«Это непостижимо мне, что до сих пор никто не изгнал этих скотов, дыхание которых подобно смерти. Не уничтожит ли каждый диких зверей, пожирающих людей, даже если они сами имеют человеческий облик? Являются ли евреи кем-либо другим, кроме пожирателей людей?».
Если Ленину нечем было особенно гордиться, кроме расстрелов, да ценных указаний по тому же вопросу, то второй человек в партии, второе лицо в государстве Бронштен Троцкий мог гордиться созданием Красной Армии, в которой была налажена жесточайшая воинская дисциплина. И эта дисциплина давала положительные результаты. Подумать только, не проще ли было погибнуть в открытом бою, чем от пули командарма Троцкого и стать посмертно предателем? А Троцкий широко применял метод отстрела каждого десятого бойца, выстроив дивизию в одну-две шеренги и даря по портсигару каждому бойцу и пожимая ему руку, а когда доходил до десятого, тут вместо портсигара боец получал пулю в затылок от командира просто потому, что он оказался десятым, всего лишь. Эта несправедливая гибель от руки командующего лишь по той причине, что несчастный оказался десятым, стала привычной и каждый выстрел, каждый упавший боец, как сноп, сопровождался криками ура и бурными аплодисментами. Командующий был безжалостным человеком- головорезом и каждый упавший солдат для была просто бесхвостая обезьяна.
Ввести что-то подобное в рядах худой, разрозненной Белой Армии было просто немыслимо. Коммунисты как бы переориентировали сознание каждого бойца еще в немецких и российских окопах, когда русские воевали с немцами.
А организовать всякую голь, наемников в рваных штанах было очень легко и просто: им обещали рай на земле. Стоит только победить Белую Армию, как тут же революционные бойцы двинутся на запад в сытую Европу, а потом и в Америку.
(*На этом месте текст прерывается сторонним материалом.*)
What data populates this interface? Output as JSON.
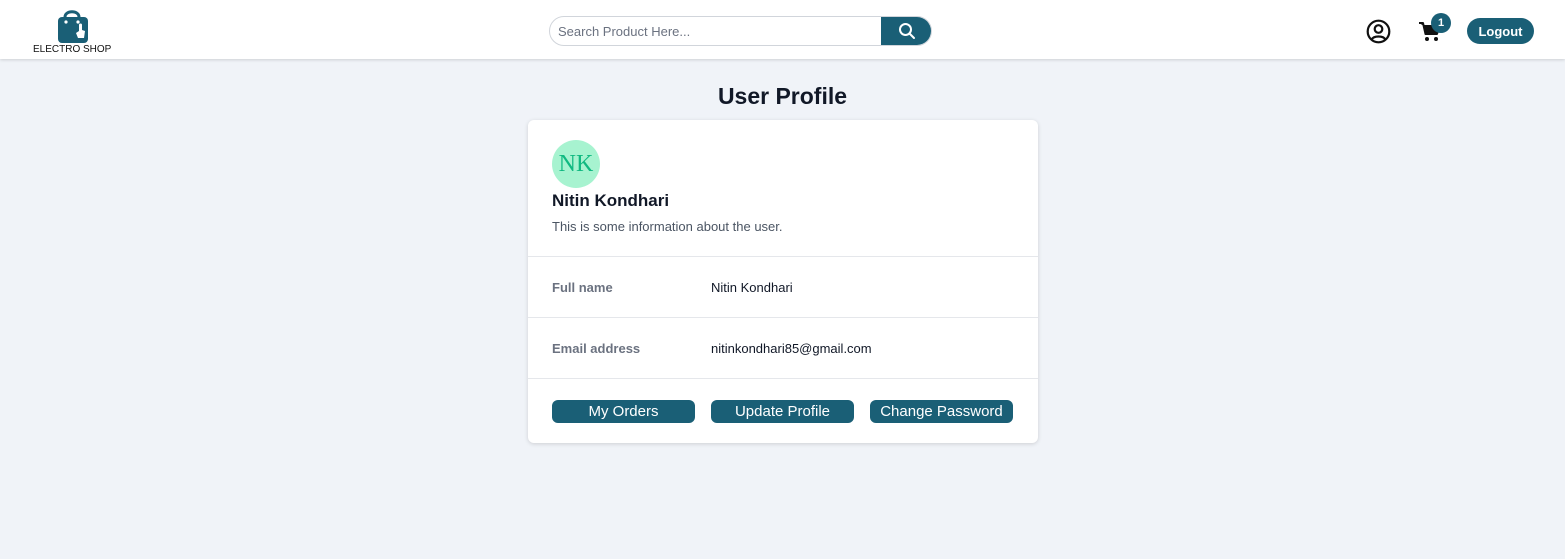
{
  "header": {
    "logo_text": "ELECTRO SHOP",
    "search_placeholder": "Search Product Here...",
    "search_value": "",
    "cart_count": "1",
    "logout_label": "Logout",
    "icons": {
      "logo": "shopping-bag-icon",
      "search": "search-icon",
      "user": "user-circle-icon",
      "cart": "cart-icon"
    }
  },
  "page": {
    "title": "User Profile"
  },
  "profile": {
    "initials": "NK",
    "name": "Nitin Kondhari",
    "info": "This is some information about the user.",
    "fields": [
      {
        "label": "Full name",
        "value": "Nitin Kondhari"
      },
      {
        "label": "Email address",
        "value": "nitinkondhari85@gmail.com"
      }
    ],
    "actions": [
      "My Orders",
      "Update Profile",
      "Change Password"
    ]
  },
  "colors": {
    "primary": "#1a5f76",
    "background": "#f0f3f8",
    "avatar_bg": "#a7f3d0",
    "avatar_text": "#10b981"
  }
}
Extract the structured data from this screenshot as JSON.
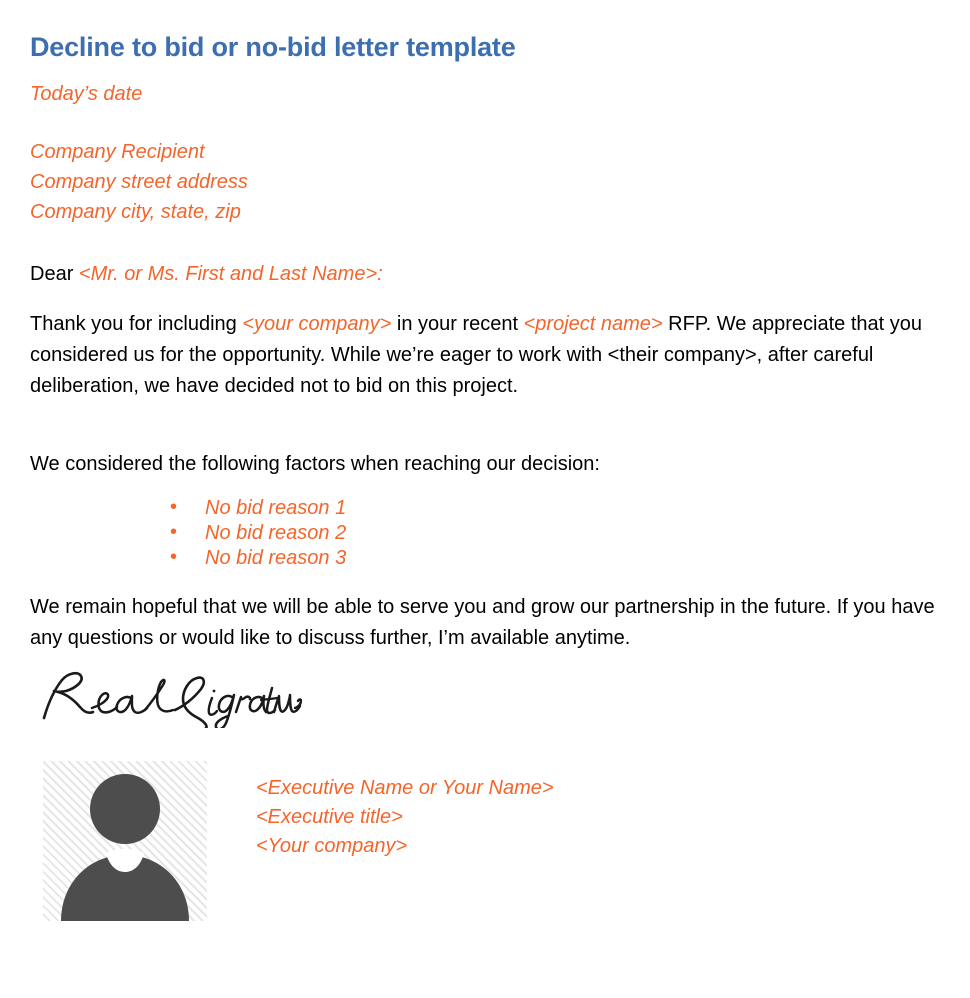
{
  "document": {
    "title": "Decline to bid or no-bid letter template",
    "date_placeholder": "Today’s date",
    "recipient_address": [
      "Company Recipient",
      "Company street address",
      "Company city, state, zip"
    ],
    "salutation": {
      "greeting": "Dear ",
      "name_placeholder": "<Mr. or Ms. First and Last Name>:"
    },
    "body_paragraph": {
      "segment_1": "Thank you for including ",
      "placeholder_1": "<your company>",
      "segment_2": " in your recent ",
      "placeholder_2": "<project name>",
      "segment_3": " RFP. We appreciate that you considered us for the opportunity. While we’re eager to work with <their company>, after careful deliberation, we have decided not to bid on this project."
    },
    "factors_lead_in": "We considered the following factors when reaching our decision:",
    "reasons": [
      "No bid reason 1",
      "No bid reason 2",
      "No bid reason 3"
    ],
    "closing_paragraph": "We remain hopeful that we will be able to serve you and grow our partnership in the future. If you have any questions or would like to discuss further, I’m available anytime.",
    "signature": {
      "alt_text": "Real Signature",
      "ink_color": "#1a1a1a"
    },
    "sign_off": {
      "avatar_alt": "person-placeholder-photo",
      "lines": [
        "<Executive Name or Your Name>",
        "<Executive title>",
        "<Your company>"
      ]
    },
    "colors": {
      "title_blue": "#3d6fb0",
      "placeholder_orange": "#f4652b",
      "body_black": "#000000",
      "avatar_silhouette": "#4d4d4d",
      "avatar_hatch": "#e6e6e6"
    }
  }
}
И здесь братья по крови пригодились как нельзя лучше: в любой дивизии, в любом полку они возглавляли ВЧК, а ВЧК было что-то выше командующего в Красной армии. Евреи в непосредственных боях не участвовали, они следили за теми, кто стрелял, за командиром, как и какие команды он отдавал и если надо было, они могли поставить командира к стенке и расстрелять лично, либо в подвале пустить пулю в затылок. Пролетарский люд проявил необычную жестокость к пленным и непосредственно на полях боев.
Ленин с новой силой принялся за общее руководство в принятии тех или иных решений на фронтах Гражданской войны.
Услышав о том, что Белая армия, рас сосредоточена повсюду, как на юге, так и в Сибири, и эта армия, что-то там замышляет, высказывается против и даже, что-то такое там организуют, он, как и положено вождю, пришел в бешенство. Он вызвал того же Бронштейна и Янкеля Кацнельсона, будущего Свердлова, чьим именем уже назван город на Урале.
Всегда, когда Ленин приходил в бешенство и у него, как у бешеной собаки, начинала течь слюна, к нему заходили, словно чуяли что-то недоброе, самых близких, самых преданных два головореза, без предупреждения — Бронштейн — Троцкий и Янкель — Кацнельсон − Свердлов. Они обычно садились в кресла, не ожидая приглашения, в ожидании каких-то необычных решений или чтения морали, перемешанной с нецензурной бранью.
В этот раз вождь тоже сидел в кресле, опустив лысый лоб на стол. Он тяжело дышал, похоже, задыхался и Лейба уже стал шевелить отвисшими губами, чтобы узнать, в чем дело, как вождь сам поднял голову, сверкая налитыми кровью глазами.
— Лейба! Скоро мы погибнем! Нас раздавят как мух. Меня раздавят, а вас с Янкелем повесят на фонарный столб. Почему вы так слепы? Что, ничего не видите? Плохо вы бережете вождя мировой революции. Я не хочу быть раздавлен как муха. Я, если там, чего, погибну на полях сражений с винтовкой в руках.
Бронштейн расхохотался.
— Володя, ты винтовку никогда не держал в руках, а собираешься на поле брани, если только из-за угла, как любой еврей.
— Тоцно, тоцно, — повеселел Янкель и перестал дрожать. — Но ты скази, кто мог бы сделать такую пакость? Я тут зе ему отрезу пальцы.
— Да, Вольдемар, говори все как есть, — добавил Бронштейн.